Tarvos
- Animation of discovery images taken by the CFHT in September 2000

Discovery
- Discovered by: B. J. Gladman et al.
- Discovery date: September 23, 2000

Designations
- Designation: Saturn XXI
- Pronunciation: /ˈtɑːrvɒs/
- Named after: Tarvos Trigaranus
- Alternative names: S/2000 S 4
- Adjectives: Tarvian

Orbital characteristics
- Epoch 2000 January 1.5
- Semi-major axis: 18.2166 million km
- Eccentricity: 0.522
- Orbital period (sidereal): 917.98 d (2.51 yr)
- Inclination: 37.8°
- Satellite of: Saturn
- Group: Gallic group

Physical characteristics
- Mean diameter: 15+50% −30% km
- Synodic rotation period: 10.691±0.001 h
- Albedo: <0.15 <0.10 (likely) 0.06 (assumed)
- Spectral type: light red B−V=0.77, R−V=0.57
- Apparent magnitude: 22.1
- Absolute magnitude (H): 12.9

= Tarvos (moon) =

Moon of Saturn

Tarvos, or Saturn XXI, is a prograde irregular satellite of Saturn. It was discovered by John J. Kavelaars et al. on September 23, 2000, and given the temporary designation S/2000 S 4. The name, given in August 2003, is after Tarvos, a deity depicted as a bull god carrying three cranes alongside its back from Gaulish mythology.

==Orbit==

Discovery images of Tarvos (circled) taken by the CFHT

Tarvos orbits Saturn at an average distance of 18 million km in 918 days and is about 15 km in diameter (assuming an albedo of 0.06).
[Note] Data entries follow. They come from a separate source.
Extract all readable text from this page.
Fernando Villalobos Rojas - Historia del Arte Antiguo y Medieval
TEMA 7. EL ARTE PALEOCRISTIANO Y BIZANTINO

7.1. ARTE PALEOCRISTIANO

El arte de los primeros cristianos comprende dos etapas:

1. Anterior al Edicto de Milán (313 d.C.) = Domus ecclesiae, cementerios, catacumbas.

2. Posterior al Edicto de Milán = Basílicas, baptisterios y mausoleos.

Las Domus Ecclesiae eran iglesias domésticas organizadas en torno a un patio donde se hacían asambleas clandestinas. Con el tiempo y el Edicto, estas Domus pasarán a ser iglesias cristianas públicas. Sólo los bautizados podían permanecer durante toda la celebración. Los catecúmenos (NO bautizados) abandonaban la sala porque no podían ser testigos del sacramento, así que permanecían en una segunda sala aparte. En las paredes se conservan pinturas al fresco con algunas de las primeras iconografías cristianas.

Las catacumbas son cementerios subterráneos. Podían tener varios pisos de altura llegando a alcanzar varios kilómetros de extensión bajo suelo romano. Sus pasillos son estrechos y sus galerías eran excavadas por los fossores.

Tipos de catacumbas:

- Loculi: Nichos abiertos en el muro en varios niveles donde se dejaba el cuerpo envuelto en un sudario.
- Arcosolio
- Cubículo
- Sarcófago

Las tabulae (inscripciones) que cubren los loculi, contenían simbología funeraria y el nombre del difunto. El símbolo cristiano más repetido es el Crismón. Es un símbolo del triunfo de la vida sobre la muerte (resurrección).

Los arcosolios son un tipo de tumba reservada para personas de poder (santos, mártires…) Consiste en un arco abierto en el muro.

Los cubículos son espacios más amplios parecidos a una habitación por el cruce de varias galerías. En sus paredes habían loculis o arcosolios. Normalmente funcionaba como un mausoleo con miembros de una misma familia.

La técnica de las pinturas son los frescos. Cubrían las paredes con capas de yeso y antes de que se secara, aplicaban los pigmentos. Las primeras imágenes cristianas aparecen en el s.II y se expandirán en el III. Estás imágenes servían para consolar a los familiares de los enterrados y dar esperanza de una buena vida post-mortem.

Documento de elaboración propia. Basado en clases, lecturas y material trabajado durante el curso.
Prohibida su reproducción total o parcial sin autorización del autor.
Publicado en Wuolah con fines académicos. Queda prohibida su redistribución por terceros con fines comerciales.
It has a high orbital eccentricity of 0.52.

It is a member of the Gallic group of irregular satellites.

==Origin==
With a similar orbit and displaying a similar light-red colour to Albiorix, Tarvos is thought to have its origin in the break-up of a common progenitor or to be a fragment of that body.